Automated Progressive Learning for Efficient Training of Vision Transformers

Recent advances in vision Transformers (ViTs) have come with a voracious appetite for computing power, highlighting the urgent need to develop efficient training methods for ViTs. Progressive learning, a training scheme where the model capacity grows progressively during training, has started showing its ability in efficient training. In this paper, we take a practical step towards efficient training of ViTs by customizing and automating progressive learning. First, we develop a strong manual baseline for progressive learning of ViTs, by introducing momentum growth (MoGrow) to bridge the gap brought by model growth.

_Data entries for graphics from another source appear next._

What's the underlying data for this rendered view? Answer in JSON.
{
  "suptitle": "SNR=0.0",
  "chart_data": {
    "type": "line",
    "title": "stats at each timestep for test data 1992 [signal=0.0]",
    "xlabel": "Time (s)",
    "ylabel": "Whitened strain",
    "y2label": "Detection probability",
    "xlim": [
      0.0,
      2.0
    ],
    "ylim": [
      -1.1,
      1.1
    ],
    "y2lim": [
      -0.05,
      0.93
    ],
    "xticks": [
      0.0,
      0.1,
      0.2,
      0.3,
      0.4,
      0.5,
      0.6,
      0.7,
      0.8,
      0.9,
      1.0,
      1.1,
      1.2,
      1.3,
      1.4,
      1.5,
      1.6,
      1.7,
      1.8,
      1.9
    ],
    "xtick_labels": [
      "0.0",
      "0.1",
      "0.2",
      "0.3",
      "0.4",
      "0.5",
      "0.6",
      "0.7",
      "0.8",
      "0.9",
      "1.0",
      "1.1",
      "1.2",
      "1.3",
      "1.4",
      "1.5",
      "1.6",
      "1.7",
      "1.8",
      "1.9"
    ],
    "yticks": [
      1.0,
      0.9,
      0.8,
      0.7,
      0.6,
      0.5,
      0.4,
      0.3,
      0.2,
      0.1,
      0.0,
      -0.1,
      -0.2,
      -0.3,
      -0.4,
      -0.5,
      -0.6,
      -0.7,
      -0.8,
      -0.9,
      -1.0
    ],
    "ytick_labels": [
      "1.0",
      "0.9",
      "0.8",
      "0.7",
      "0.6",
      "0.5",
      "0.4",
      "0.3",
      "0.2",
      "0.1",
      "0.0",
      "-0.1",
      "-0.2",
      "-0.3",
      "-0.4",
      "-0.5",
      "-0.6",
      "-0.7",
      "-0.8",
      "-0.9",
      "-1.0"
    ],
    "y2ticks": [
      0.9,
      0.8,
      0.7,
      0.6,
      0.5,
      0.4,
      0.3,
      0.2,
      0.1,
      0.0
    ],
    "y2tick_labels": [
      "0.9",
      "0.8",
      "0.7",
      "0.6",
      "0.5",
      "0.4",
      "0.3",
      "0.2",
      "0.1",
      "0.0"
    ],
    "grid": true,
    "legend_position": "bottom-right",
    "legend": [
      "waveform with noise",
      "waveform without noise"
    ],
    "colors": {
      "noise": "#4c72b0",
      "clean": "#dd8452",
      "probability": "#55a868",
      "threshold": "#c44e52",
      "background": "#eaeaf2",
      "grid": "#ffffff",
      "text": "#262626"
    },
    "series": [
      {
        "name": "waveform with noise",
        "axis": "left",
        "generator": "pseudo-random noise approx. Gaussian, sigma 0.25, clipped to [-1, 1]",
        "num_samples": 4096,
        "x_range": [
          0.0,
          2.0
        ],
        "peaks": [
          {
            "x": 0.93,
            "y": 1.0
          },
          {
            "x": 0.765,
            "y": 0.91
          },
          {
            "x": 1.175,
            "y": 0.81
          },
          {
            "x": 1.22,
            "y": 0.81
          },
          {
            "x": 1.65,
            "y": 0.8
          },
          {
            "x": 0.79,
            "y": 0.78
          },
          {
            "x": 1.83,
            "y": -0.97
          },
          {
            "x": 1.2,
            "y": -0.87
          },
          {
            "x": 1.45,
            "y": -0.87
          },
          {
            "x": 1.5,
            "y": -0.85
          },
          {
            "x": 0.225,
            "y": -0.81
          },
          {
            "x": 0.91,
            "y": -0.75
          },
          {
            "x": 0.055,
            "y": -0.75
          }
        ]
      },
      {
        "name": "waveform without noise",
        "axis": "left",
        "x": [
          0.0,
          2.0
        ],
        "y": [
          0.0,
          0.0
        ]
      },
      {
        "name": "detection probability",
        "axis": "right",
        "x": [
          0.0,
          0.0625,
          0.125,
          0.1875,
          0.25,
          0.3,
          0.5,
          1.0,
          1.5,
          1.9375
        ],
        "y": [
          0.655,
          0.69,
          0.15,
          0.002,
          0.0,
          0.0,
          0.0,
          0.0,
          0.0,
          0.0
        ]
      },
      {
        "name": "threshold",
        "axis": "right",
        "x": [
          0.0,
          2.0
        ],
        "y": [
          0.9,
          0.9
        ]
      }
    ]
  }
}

Then, we propose automated progressive learning (AutoProg), an efficient training scheme that aims to achieve lossless acceleration by automatically increasing the training overload on-the-fly; this is achieved by adaptively deciding whether, where and how much should the model grow during progressive learning. Specifically, we first relax the optimization of the growth schedule to sub-network architecture optimization problem, then propose one-shot estimation of the sub-network performance via an elastic supernet. The searching overhead is reduced to minimal by recycling the parameters of the supernet. Extensive experiments of efficient training on ImageNet with two representative ViT models, DeiT and VOLO, demonstrate that AutoProg can accelerate ViTs training by up to 85.1% with no performance drop.(1)